La realidad es diferente para cada ser humano; porque se encuentra delimitada por el horizonte que cada sujeto pueda ver, atendiendo al modelo cultural en el cual se encuentra inserto, a la forma en que fue educado para captarlo.
La educación precisamente, tiene como meta homogeneizar y condicionar ese universo, el cual se estrecha y fragmenta cada vez más, especialmente en un modelo globalizado que impone códigos homogéneos, sobre los cuales debe y tiene que mirarse y sentirse el mundo, especialmente, para la competitividad y poderse sostener en el mercado.
Paradójicamente mientras más avanza el mundo, perdemos los sentidos agudos que nos permitían enfrentarnos a medios agrestes y adversos; cada día somos más vulnerables a los virus y al medio congestionado y artificial que hemos reinventado.
La virtualidad nos hermetiza, momifica en vida, nos coloca alerta frente al ataque y la sorpresa del otro, que se nos hace peligroso frente al miedo, que es en estos momentos el que más vende.

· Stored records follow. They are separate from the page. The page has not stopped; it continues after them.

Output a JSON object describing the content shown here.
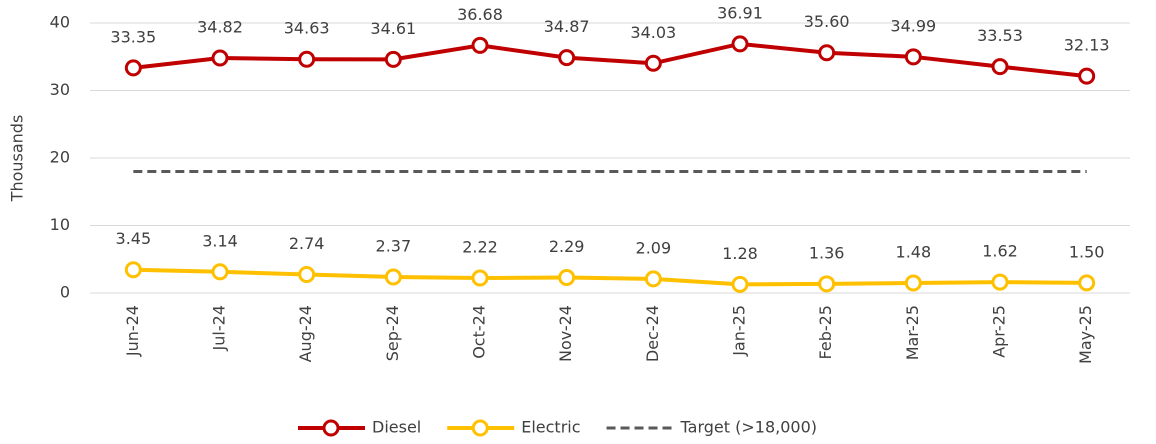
{
  "chart_data": {
    "type": "line",
    "y_label": "Thousands",
    "categories": [
      "Jun-24",
      "Jul-24",
      "Aug-24",
      "Sep-24",
      "Oct-24",
      "Nov-24",
      "Dec-24",
      "Jan-25",
      "Feb-25",
      "Mar-25",
      "Apr-25",
      "May-25"
    ],
    "ylim": [
      0,
      40
    ],
    "yticks": [
      0,
      10,
      20,
      30,
      40
    ],
    "grid": true,
    "legend": "bottom",
    "series": [
      {
        "name": "Diesel",
        "color": "#c00000",
        "marker": true,
        "values": [
          33.35,
          34.82,
          34.63,
          34.61,
          36.68,
          34.87,
          34.03,
          36.91,
          35.6,
          34.99,
          33.53,
          32.13
        ],
        "value_labels": [
          "33.35",
          "34.82",
          "34.63",
          "34.61",
          "36.68",
          "34.87",
          "34.03",
          "36.91",
          "35.60",
          "34.99",
          "33.53",
          "32.13"
        ]
      },
      {
        "name": "Electric",
        "color": "#ffc000",
        "marker": true,
        "values": [
          3.45,
          3.14,
          2.74,
          2.37,
          2.22,
          2.29,
          2.09,
          1.28,
          1.36,
          1.48,
          1.62,
          1.5
        ],
        "value_labels": [
          "3.45",
          "3.14",
          "2.74",
          "2.37",
          "2.22",
          "2.29",
          "2.09",
          "1.28",
          "1.36",
          "1.48",
          "1.62",
          "1.50"
        ]
      },
      {
        "name": "Target (>18,000)",
        "color": "#595959",
        "dashed": true,
        "values": [
          18,
          18,
          18,
          18,
          18,
          18,
          18,
          18,
          18,
          18,
          18,
          18
        ]
      }
    ]
  }
}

La capacidad de tolerar y aceptarnos especialmente en la diferencia, y el fracaso, se fragmentan en cada devenir; dormimos, comemos y sentimos menos, en tanto la depresión y el estrés nos esperan en la esquina, antes de llegar el atardecer.
Nuestra mirada permanece ya no frente al mundo, contemplando el horizonte, o la bóveda celestial, sino frente al ordenador o celular, mendigando una voz que nos acompañe en nuestra eterna soledad; con la promesa de ganar comodidad, cada vez perdemos calidad de vida, de esta trampa mortal, se nos dificulta escapar, como aquellos animales de piel delicada que pagan su cuota de sufrimiento, por exhibir sus galas a la codicia humana.